Multiple areas have been described as affected in caregivers of patients with JIA, some of those appeared during the descriptive analysis of the population. In other studies, changes were reported in relationships and role distribution in families, emotional distress experiences, appraisal of illness uncertainty, elevated out-of-pocket costs and limited time for other activities [10, 13, 14, 28, 32,33,34]. Results also show that caregivers often avoid to reveal their emotions to other family members [13, 14, 35]. This was similar to the attitudes found in our population, specially related with the lack of supporting networks. All these topics are addressed in the proposed instrument.

Previous research has focused more on caregiver characteristics and patient’s well-being but little has been investigated about family composition, relationships, social and support networks for caregivers. Moreover, the evaluations were made with a wide variety of instruments [7, 12, 28,29,30, 33, 34, 36] or through interviews and qualitative analysis [6, 7, 12,13,14, 31, 32, 34]. Approaching those issues in a multi-assessment manner is the most relevant contribution of the CAREGIVERS questionnaire, which could help to identify patterns of caregiver response and their relationship to patients’ outcome.

There is a lack of information about programs based on emotional health of the caregiver or specific data on the relationship of caregiver problems and final outcome of JIA [35,36,37]. However, interventions and social supporting programs to patient and their caregivers results in development of positive coping mechanisms, improving stress management and decreasing anxiety and depression [1, 8, 37]. Studies on this field will be benefited with this instrument because it could provide a lot of important information with a simple evaluation.

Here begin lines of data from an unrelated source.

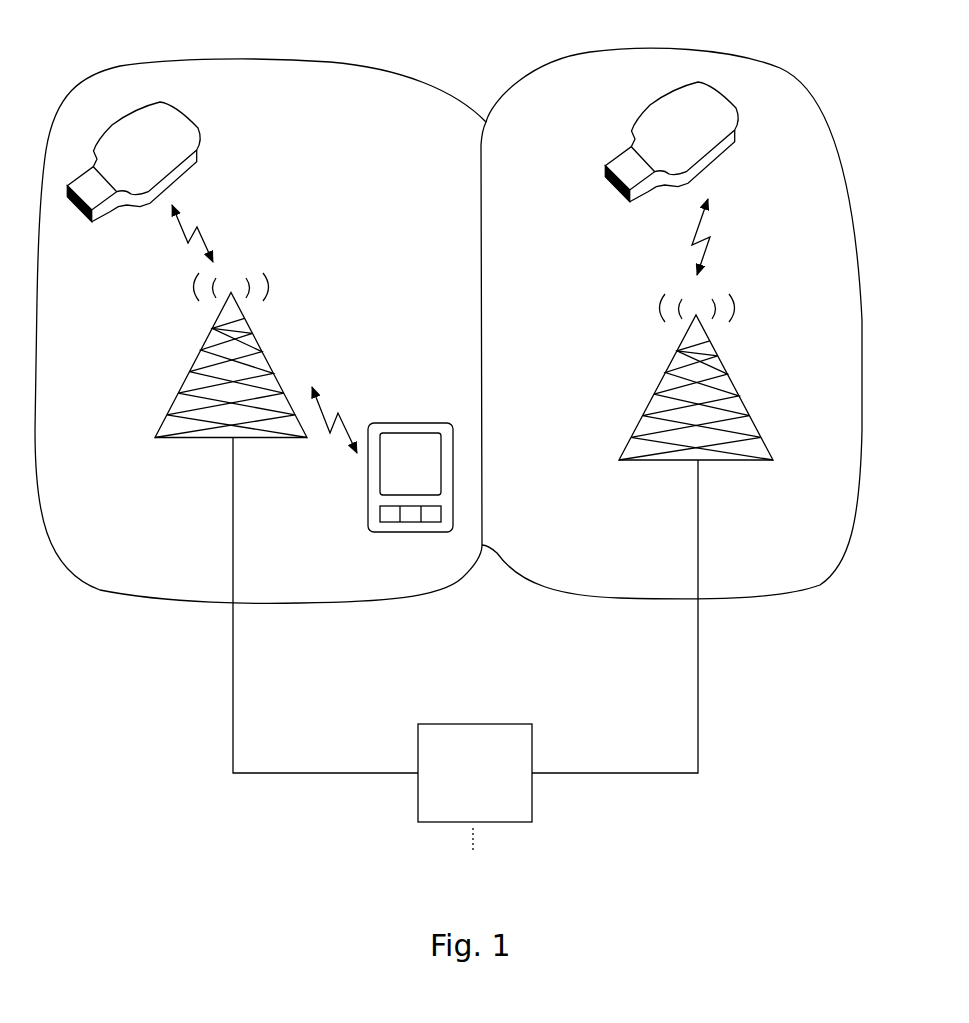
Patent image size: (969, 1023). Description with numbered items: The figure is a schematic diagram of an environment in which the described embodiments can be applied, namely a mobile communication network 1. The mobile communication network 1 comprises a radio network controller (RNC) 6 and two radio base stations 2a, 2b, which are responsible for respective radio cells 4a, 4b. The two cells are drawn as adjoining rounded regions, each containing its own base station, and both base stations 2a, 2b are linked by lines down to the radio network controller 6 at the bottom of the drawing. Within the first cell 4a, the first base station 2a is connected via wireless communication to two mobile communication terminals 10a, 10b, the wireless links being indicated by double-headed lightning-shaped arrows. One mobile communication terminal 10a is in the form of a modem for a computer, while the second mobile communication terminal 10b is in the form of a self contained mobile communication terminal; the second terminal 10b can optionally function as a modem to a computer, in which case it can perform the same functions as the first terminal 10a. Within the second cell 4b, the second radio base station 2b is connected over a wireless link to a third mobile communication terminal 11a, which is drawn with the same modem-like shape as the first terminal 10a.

The mobile communication network 1 is at (190, 721).
The first radio base station 2a is at (263, 352).
The second radio base station 2b is at (727, 375).
The radio cell 4a is at (292, 62).
The radio cell 4b is at (772, 63).
The radio network controller 6 is at (466, 758).
The first mobile communication terminal 10a is at (168, 158).
The second mobile communication terminal 10b is at (435, 474).
The third mobile communication terminal 11a is at (658, 145).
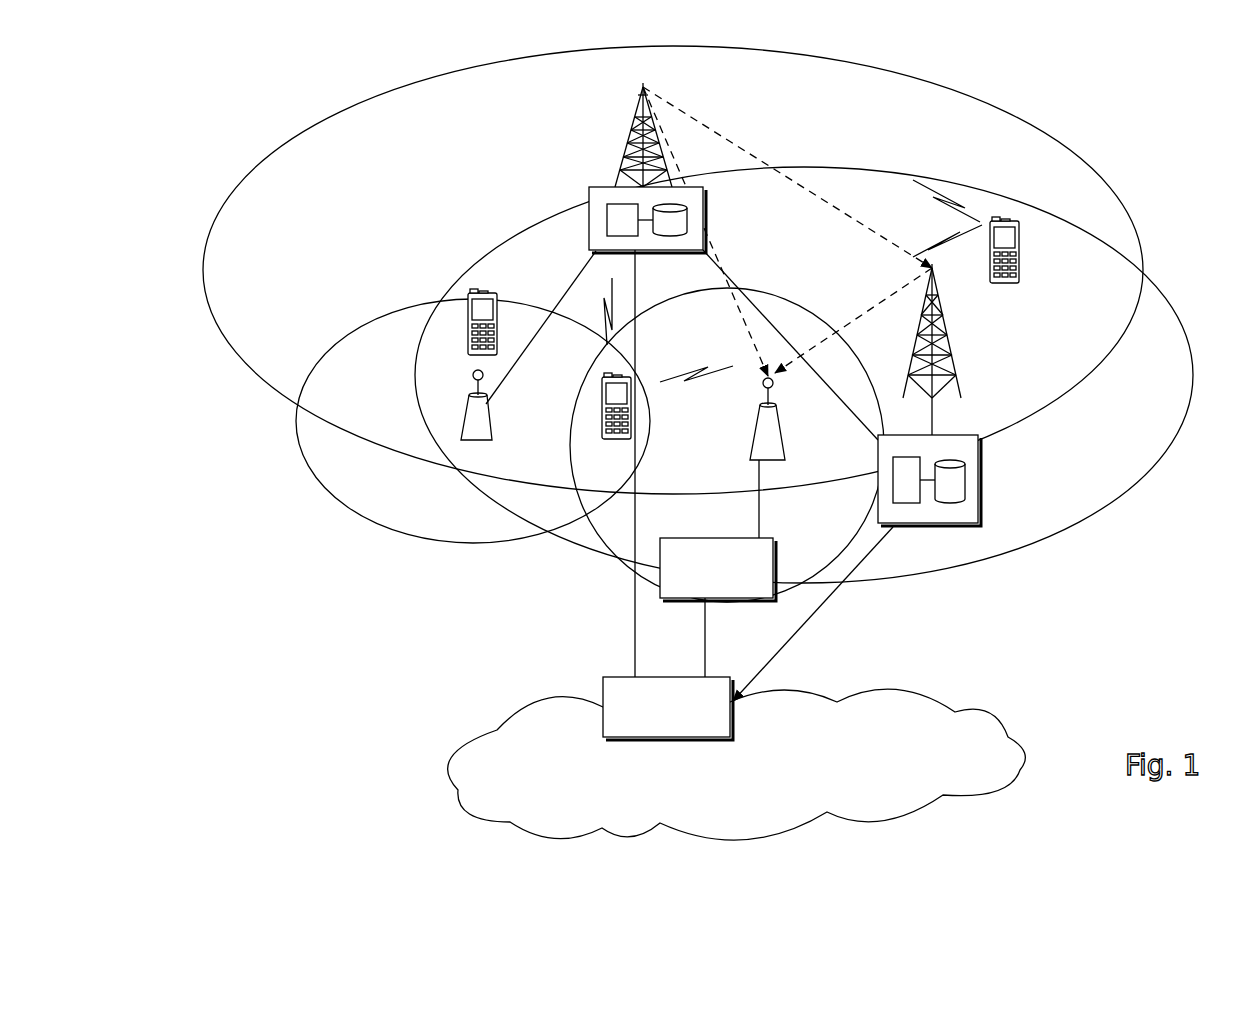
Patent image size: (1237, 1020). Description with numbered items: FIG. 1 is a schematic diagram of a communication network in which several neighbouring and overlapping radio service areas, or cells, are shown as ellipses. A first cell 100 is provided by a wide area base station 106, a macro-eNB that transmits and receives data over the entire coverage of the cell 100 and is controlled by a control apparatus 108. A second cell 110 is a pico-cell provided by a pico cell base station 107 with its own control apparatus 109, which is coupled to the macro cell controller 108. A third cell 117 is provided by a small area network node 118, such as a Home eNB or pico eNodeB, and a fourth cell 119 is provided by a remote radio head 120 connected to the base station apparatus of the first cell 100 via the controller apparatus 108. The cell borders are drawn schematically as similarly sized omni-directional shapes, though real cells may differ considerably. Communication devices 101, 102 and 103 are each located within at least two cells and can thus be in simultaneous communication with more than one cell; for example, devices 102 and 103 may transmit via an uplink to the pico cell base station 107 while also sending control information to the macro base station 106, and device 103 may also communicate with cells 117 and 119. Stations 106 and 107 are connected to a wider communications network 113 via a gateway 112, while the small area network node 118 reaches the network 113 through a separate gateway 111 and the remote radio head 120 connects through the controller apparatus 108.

The first cell 100 is at (290, 133).
The communication device 101 is at (468, 320).
The communication device 102 is at (1020, 252).
The communication device 103 is at (602, 400).
The wide area base station 106 is at (627, 147).
The pico cell base station 107 is at (955, 353).
The control apparatus 108 is at (589, 203).
The control apparatus 109 is at (968, 510).
The second cell 110 is at (1124, 492).
The gateway 111 is at (668, 573).
The gateway 112 is at (606, 680).
The wider communications network 113 is at (527, 748).
The third cell 117 is at (806, 305).
The small area network node 118 is at (768, 440).
The fourth cell 119 is at (373, 530).
The remote radio head 120 is at (466, 403).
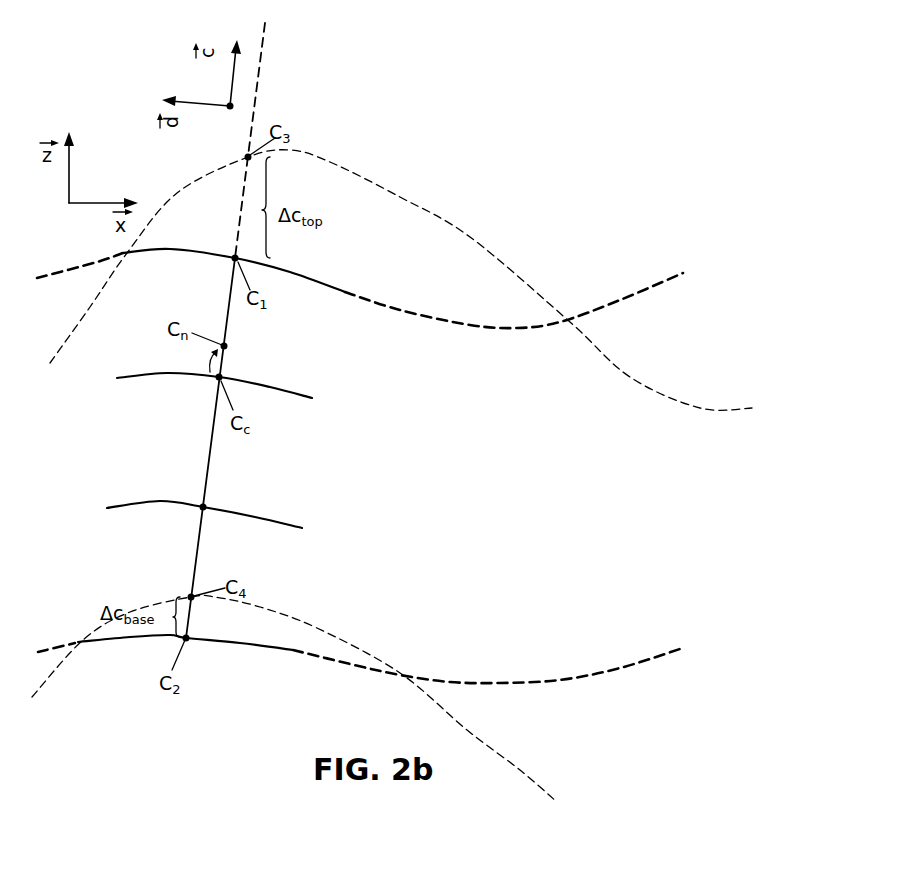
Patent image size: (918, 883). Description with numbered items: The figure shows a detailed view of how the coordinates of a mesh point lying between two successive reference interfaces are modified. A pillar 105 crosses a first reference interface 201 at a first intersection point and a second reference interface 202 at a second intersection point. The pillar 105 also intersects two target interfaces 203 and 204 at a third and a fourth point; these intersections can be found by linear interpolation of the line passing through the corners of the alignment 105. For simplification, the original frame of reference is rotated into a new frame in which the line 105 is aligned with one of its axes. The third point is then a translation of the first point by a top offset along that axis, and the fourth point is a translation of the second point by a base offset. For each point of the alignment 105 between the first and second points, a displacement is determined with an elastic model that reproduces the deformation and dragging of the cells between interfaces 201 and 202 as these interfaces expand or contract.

The pillar 105 is at (190, 618).
The reference interface 201 is at (660, 286).
The reference interface 202 is at (625, 669).
The target interface 203 is at (702, 407).
The target interface 204 is at (537, 784).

The questionnaire is proposed to be used as a multidimension screening instrument for burden of caregivers. It allows to examine the impact of JIA on several areas of the caregiver’s life, looking for specific concerns and needs in which treatment could be required.

We found some limitations in our study, the first was the relatively small sample size. JIA is a disease with a low prevalence, therefore the sample requested by clinimetric and psychometric studies is smaller, and it is difficult to concentrate a large number of patients with this pathology. The second limitation is that the validation process was not completed since the sensitivity to change and external validity was not accomplished. This will be done in a multicentric study with a larger sample size that is currently conducted by the authors.

Designing a multidimensional questionnaire from the perspective of those who bear the burden of the disease is a complex process that requires the participation of caregivers and clinical and psychological providers. The CAREGIVERS questionnaire accomplished the balance between those aspects; it will be helpful to measure the impact of the disease and therefore, to improve the quality of care of children with JIA and their families.

Finally, the objective of this work was to focus on the caregivers for JIA patients, because it is the most frequent PRD [2] however, being so valuable, we propose to consider further studies to evaluate its application in other diseases.

Conclusion

The CAREGIVERS questionnaire shown a good understanding among participants, reliability and consistency to measure the psychosocial and economic impact on primary caregivers of patients with JIA. It is necessary to complete the external validation of the instrument in further studies.